Marco raconte qu'il était lui devant la cantine quand il a vu le lycéen tirer au fusil sur des vitres."J'étais avec une camarade, on s'est enfuis à temps, on a prévenu des gens devant le lycée qui arrivaient en voiture de ne pas entrer. On a cru que c'était un attentat. Le jour du retour au lycée, quand l'alarme incendie a retenti accidentellement, certains se sont effondrés en larmes au son de cette sirène d'alerte qui avait retenti pour prévenir de l'attaque."

Une maman d'élève raconte que son fils a été "très perturbé par cette fusillade". Elle raconte qu'il jouait au foot lorsqu'il a aperçu le tireur armé qui les visait lui et ses amis : "c'était un jeune qu'il appréciait, il a pensé que c'était un acte terroriste, il s'est dit je vais mourir aujourd'hui."

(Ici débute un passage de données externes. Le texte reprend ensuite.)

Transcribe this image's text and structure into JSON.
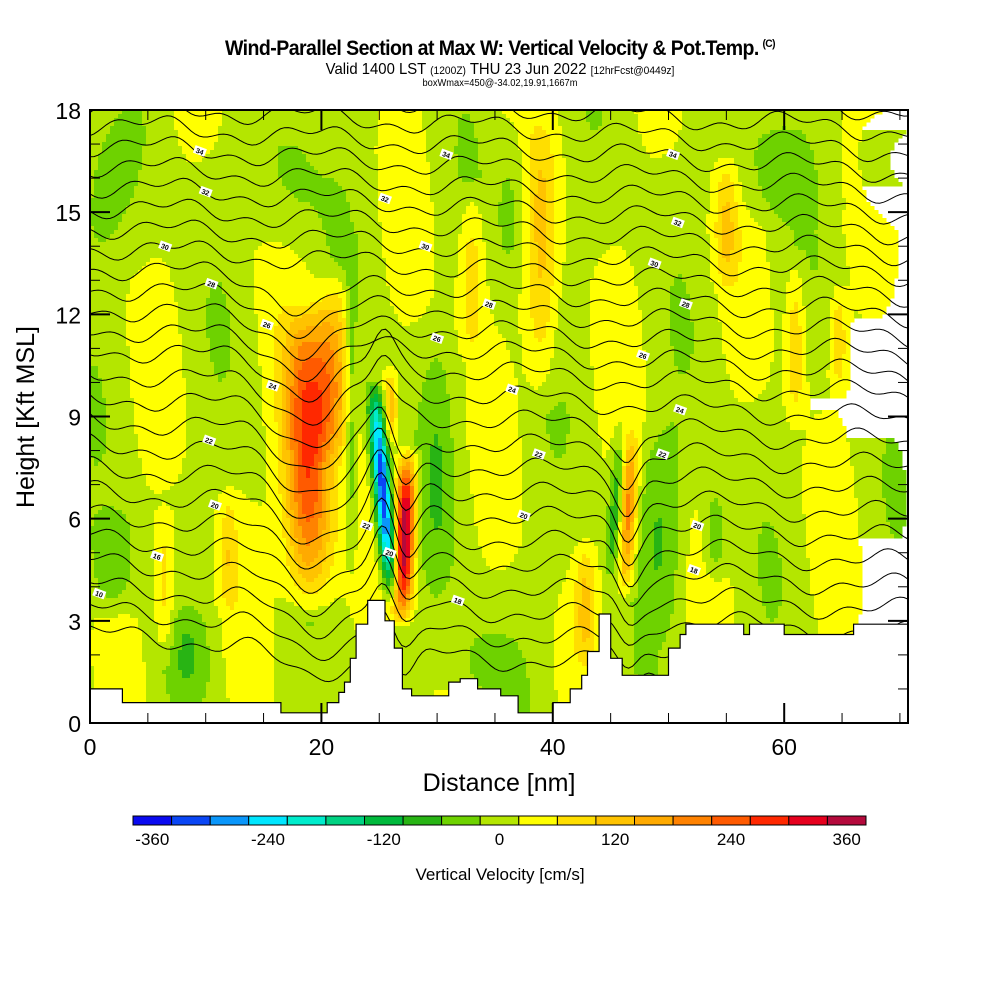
{
  "header": {
    "title": "Wind-Parallel Section at Max W: Vertical Velocity & Pot.Temp.",
    "copyright": "(C)",
    "valid_prefix": "Valid 1400 LST",
    "valid_utc": "(1200Z)",
    "valid_date": "THU 23 Jun 2022",
    "forecast": "[12hrFcst@0449z]",
    "box_info": "boxWmax=450@-34.02,19.91,1667m"
  },
  "chart_data": {
    "type": "heatmap",
    "title": "Wind-Parallel Section at Max W: Vertical Velocity & Pot.Temp.",
    "xlabel": "Distance [nm]",
    "ylabel": "Height [Kft MSL]",
    "xlim": [
      0,
      70.7
    ],
    "ylim": [
      0,
      18
    ],
    "x_ticks": [
      "0",
      "20",
      "40",
      "60"
    ],
    "x_tick_values": [
      0,
      20,
      40,
      60
    ],
    "x_minor_step": 5,
    "y_ticks": [
      "0",
      "3",
      "6",
      "9",
      "12",
      "15",
      "18"
    ],
    "y_tick_values": [
      0,
      3,
      6,
      9,
      12,
      15,
      18
    ],
    "y_minor_step": 1,
    "colorbar": {
      "label": "Vertical Velocity [cm/s]",
      "tick_labels": [
        "-360",
        "-240",
        "-120",
        "0",
        "120",
        "240",
        "360"
      ],
      "tick_values": [
        -360,
        -240,
        -120,
        0,
        120,
        240,
        360
      ],
      "bounds": [
        -380,
        -340,
        -300,
        -260,
        -220,
        -180,
        -140,
        -100,
        -60,
        -20,
        20,
        60,
        100,
        140,
        180,
        220,
        260,
        300,
        340,
        380
      ],
      "colors": [
        "#0a0af0",
        "#0a46f5",
        "#0a96fa",
        "#00e6ff",
        "#00eccc",
        "#00d282",
        "#00b93c",
        "#28b414",
        "#6ed200",
        "#b4e600",
        "#ffff00",
        "#ffde00",
        "#ffc300",
        "#ffaa00",
        "#ff8200",
        "#ff5a00",
        "#ff2800",
        "#e6001e",
        "#b40a3c"
      ]
    },
    "background_value": 0,
    "w_features": [
      {
        "x_center": 18.8,
        "y_bottom": 3.0,
        "y_top": 12.5,
        "half_width": 2.2,
        "peak": 270,
        "tilt": -0.05
      },
      {
        "x_center": 21.0,
        "y_bottom": 7.5,
        "y_top": 13.5,
        "half_width": 1.8,
        "peak": 140,
        "tilt": 0.05
      },
      {
        "x_center": 27.2,
        "y_bottom": 2.8,
        "y_top": 8.2,
        "half_width": 0.9,
        "peak": 370,
        "tilt": 0.1
      },
      {
        "x_center": 25.3,
        "y_bottom": 3.4,
        "y_top": 10.2,
        "half_width": 0.8,
        "peak": -360,
        "tilt": -0.25
      },
      {
        "x_center": 26.0,
        "y_bottom": 8.0,
        "y_top": 10.5,
        "half_width": 0.6,
        "peak": 110,
        "tilt": 0.0
      },
      {
        "x_center": 46.5,
        "y_bottom": 3.5,
        "y_top": 8.8,
        "half_width": 0.8,
        "peak": 190,
        "tilt": 0.1
      },
      {
        "x_center": 45.5,
        "y_bottom": 4.0,
        "y_top": 9.0,
        "half_width": 0.7,
        "peak": -110,
        "tilt": 0.2
      },
      {
        "x_center": 39.0,
        "y_bottom": 9.0,
        "y_top": 18.0,
        "half_width": 1.5,
        "peak": 95,
        "tilt": 0.0
      },
      {
        "x_center": 33.0,
        "y_bottom": 10.5,
        "y_top": 16.0,
        "half_width": 1.2,
        "peak": 85,
        "tilt": 0.0
      },
      {
        "x_center": 55.0,
        "y_bottom": 12.5,
        "y_top": 16.8,
        "half_width": 1.1,
        "peak": 85,
        "tilt": 0.0
      },
      {
        "x_center": 64.7,
        "y_bottom": 9.5,
        "y_top": 13.0,
        "half_width": 0.8,
        "peak": 80,
        "tilt": 0.0
      },
      {
        "x_center": 61.0,
        "y_bottom": 8.5,
        "y_top": 14.0,
        "half_width": 0.9,
        "peak": 85,
        "tilt": 0.0
      },
      {
        "x_center": 12.0,
        "y_bottom": 3.0,
        "y_top": 7.0,
        "half_width": 0.8,
        "peak": 70,
        "tilt": 0.0
      },
      {
        "x_center": 6.5,
        "y_bottom": 1.5,
        "y_top": 6.5,
        "half_width": 0.9,
        "peak": 75,
        "tilt": 0.0
      },
      {
        "x_center": 42.8,
        "y_bottom": 1.5,
        "y_top": 5.5,
        "half_width": 1.0,
        "peak": 90,
        "tilt": 0.0
      },
      {
        "x_center": 2.0,
        "y_bottom": 3.0,
        "y_top": 6.5,
        "half_width": 2.0,
        "peak": -70,
        "tilt": 0.0
      },
      {
        "x_center": 0.5,
        "y_bottom": 13.0,
        "y_top": 18.0,
        "half_width": 3.5,
        "peak": -45,
        "tilt": 0.0
      },
      {
        "x_center": 17.0,
        "y_bottom": 13.5,
        "y_top": 18.0,
        "half_width": 3.0,
        "peak": -45,
        "tilt": 0.0
      },
      {
        "x_center": 22.6,
        "y_bottom": 4.0,
        "y_top": 14.5,
        "half_width": 0.6,
        "peak": -80,
        "tilt": 0.0
      },
      {
        "x_center": 30.0,
        "y_bottom": 3.0,
        "y_top": 12.0,
        "half_width": 1.5,
        "peak": -45,
        "tilt": 0.0
      },
      {
        "x_center": 48.5,
        "y_bottom": 3.0,
        "y_top": 9.0,
        "half_width": 1.6,
        "peak": -45,
        "tilt": 0.0
      },
      {
        "x_center": 50.0,
        "y_bottom": 2.0,
        "y_top": 9.5,
        "half_width": 1.5,
        "peak": -45,
        "tilt": 0.0
      },
      {
        "x_center": 54.0,
        "y_bottom": 4.0,
        "y_top": 7.0,
        "half_width": 1.0,
        "peak": -75,
        "tilt": 0.0
      },
      {
        "x_center": 59.0,
        "y_bottom": 14.5,
        "y_top": 18.0,
        "half_width": 3.5,
        "peak": -45,
        "tilt": 0.0
      },
      {
        "x_center": 68.5,
        "y_bottom": 14.5,
        "y_top": 18.0,
        "half_width": 2.5,
        "peak": -45,
        "tilt": 0.0
      },
      {
        "x_center": 36.5,
        "y_bottom": 12.5,
        "y_top": 18.0,
        "half_width": 1.5,
        "peak": -45,
        "tilt": 0.0
      },
      {
        "x_center": 8.5,
        "y_bottom": 0.5,
        "y_top": 3.5,
        "half_width": 2.0,
        "peak": -45,
        "tilt": 0.0
      },
      {
        "x_center": 34.0,
        "y_bottom": 0.5,
        "y_top": 3.0,
        "half_width": 3.0,
        "peak": -45,
        "tilt": 0.0
      }
    ],
    "terrain": {
      "x": [
        0,
        2.8,
        2.8,
        16.5,
        16.5,
        20.5,
        20.5,
        21.5,
        21.5,
        22.0,
        22.0,
        22.5,
        22.5,
        23.0,
        23.0,
        24.0,
        24.0,
        25.5,
        25.5,
        26.3,
        26.3,
        27.0,
        27.0,
        27.8,
        27.8,
        31.0,
        31.0,
        32.0,
        32.0,
        33.5,
        33.5,
        35.5,
        35.5,
        37.0,
        37.0,
        37.5,
        37.5,
        40.0,
        40.0,
        41.5,
        41.5,
        42.5,
        42.5,
        43.0,
        43.0,
        44.0,
        44.0,
        45.0,
        45.0,
        46.0,
        46.0,
        46.5,
        46.5,
        50.0,
        50.0,
        51.0,
        51.0,
        51.5,
        51.5,
        52.0,
        52.0,
        52.5,
        52.5,
        56.5,
        56.5,
        57.0,
        57.0,
        60.0,
        60.0,
        66.0,
        66.0,
        70.7
      ],
      "y": [
        1.0,
        1.0,
        0.6,
        0.6,
        0.3,
        0.3,
        0.6,
        0.6,
        0.9,
        0.9,
        1.2,
        1.2,
        1.9,
        1.9,
        2.9,
        2.9,
        3.6,
        3.6,
        3.0,
        3.0,
        2.2,
        2.2,
        1.0,
        1.0,
        0.8,
        0.8,
        1.2,
        1.2,
        1.3,
        1.3,
        1.0,
        1.0,
        0.8,
        0.8,
        0.3,
        0.3,
        0.3,
        0.3,
        0.6,
        0.6,
        1.0,
        1.0,
        1.4,
        1.4,
        2.1,
        2.1,
        3.2,
        3.2,
        1.9,
        1.9,
        1.4,
        1.4,
        1.4,
        1.4,
        2.2,
        2.2,
        2.6,
        2.6,
        2.9,
        2.9,
        2.9,
        2.9,
        2.9,
        2.9,
        2.6,
        2.6,
        2.9,
        2.9,
        2.6,
        2.6,
        2.9,
        2.9
      ]
    },
    "theta_contours": {
      "levels_k": [
        10,
        12,
        14,
        16,
        18,
        20,
        22,
        24,
        26,
        28,
        30,
        32,
        34,
        36,
        38,
        40,
        42,
        44,
        46,
        48,
        50,
        52,
        54,
        56,
        58,
        60,
        62,
        64
      ],
      "base_heights_kft": [
        2.6,
        3.3,
        4.0,
        4.7,
        5.4,
        6.1,
        6.8,
        7.5,
        8.2,
        8.9,
        9.6,
        10.3,
        11.0,
        11.6,
        12.2,
        12.8,
        13.4,
        14.0,
        14.6,
        15.2,
        15.8,
        16.4,
        17.0,
        17.6,
        18.2,
        18.8,
        19.4,
        20.0
      ],
      "labels": [
        {
          "text": "10",
          "x": 0.8,
          "y": 3.8
        },
        {
          "text": "16",
          "x": 5.8,
          "y": 4.9
        },
        {
          "text": "20",
          "x": 10.8,
          "y": 6.4
        },
        {
          "text": "22",
          "x": 10.3,
          "y": 8.3
        },
        {
          "text": "24",
          "x": 15.8,
          "y": 9.9
        },
        {
          "text": "26",
          "x": 15.3,
          "y": 11.7
        },
        {
          "text": "28",
          "x": 10.5,
          "y": 12.9
        },
        {
          "text": "30",
          "x": 6.5,
          "y": 14.0
        },
        {
          "text": "32",
          "x": 10.0,
          "y": 15.6
        },
        {
          "text": "34",
          "x": 9.5,
          "y": 16.8
        },
        {
          "text": "32",
          "x": 25.5,
          "y": 15.4
        },
        {
          "text": "30",
          "x": 29.0,
          "y": 14.0
        },
        {
          "text": "28",
          "x": 34.5,
          "y": 12.3
        },
        {
          "text": "26",
          "x": 30.0,
          "y": 11.3
        },
        {
          "text": "24",
          "x": 36.5,
          "y": 9.8
        },
        {
          "text": "22",
          "x": 38.8,
          "y": 7.9
        },
        {
          "text": "20",
          "x": 37.5,
          "y": 6.1
        },
        {
          "text": "18",
          "x": 31.8,
          "y": 3.6
        },
        {
          "text": "22",
          "x": 23.9,
          "y": 5.8
        },
        {
          "text": "20",
          "x": 25.9,
          "y": 5.0
        },
        {
          "text": "34",
          "x": 30.8,
          "y": 16.7
        },
        {
          "text": "34",
          "x": 50.4,
          "y": 16.7
        },
        {
          "text": "32",
          "x": 50.8,
          "y": 14.7
        },
        {
          "text": "30",
          "x": 48.8,
          "y": 13.5
        },
        {
          "text": "28",
          "x": 51.5,
          "y": 12.3
        },
        {
          "text": "26",
          "x": 47.8,
          "y": 10.8
        },
        {
          "text": "24",
          "x": 51.0,
          "y": 9.2
        },
        {
          "text": "22",
          "x": 49.5,
          "y": 7.9
        },
        {
          "text": "20",
          "x": 52.5,
          "y": 5.8
        },
        {
          "text": "18",
          "x": 52.2,
          "y": 4.5
        }
      ]
    }
  }
}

Cette mère de famille, membre à l'époque de l'association des parents d'élèves du lycée salue à nouveau "le courage du proviseur", Hervé Pizzinat. Il s'était interposé pour tenter de dialoguer avec le lycéen, de le désarmer mais avait reçu une balle dans le bras. Il a été fait chevalier, trois semaines après les faits, de la légion d'honneur. "C'était un homme bienveillant, empathique, à l'écoute et au service de ses élèves. Il a changé d'établissement ensuite, et on le sentait très atteint par le fait de ne pas avoir convaincu le tireur de s'arrêter."

Les deux accusés, le tireur et son complice, mineurs au moment des faits, encourent jusqu'à 20 ans de réclusion criminelle. Le procès débute à 14 heures ce lundi. L'accusé sera défendu par le très médiatique avocat Eric Dupont Moretti. Le lundi 2 mars à 14h00 va s’ouvrir devant la Cour d’Assises des Mineurs de Nice un procès hors norme.

Les avocats du Barreau de Grasse toujours en grève contre la réforme des retraites et déterminés à faire entendre la cause de la profession se rassembleront devant le palais de justice de Nice lundi à 13h30. "Au-delà du projet actuel de réforme des retraites, le gouvernement souhaite poursuivre ses réformes notamment sur la justice pénale des mineurs et l’aide juridictionnelle. L’accès à l’avocat ne doivent pas être de vains mots de façade." précise le bâtonnier dans un communiqué.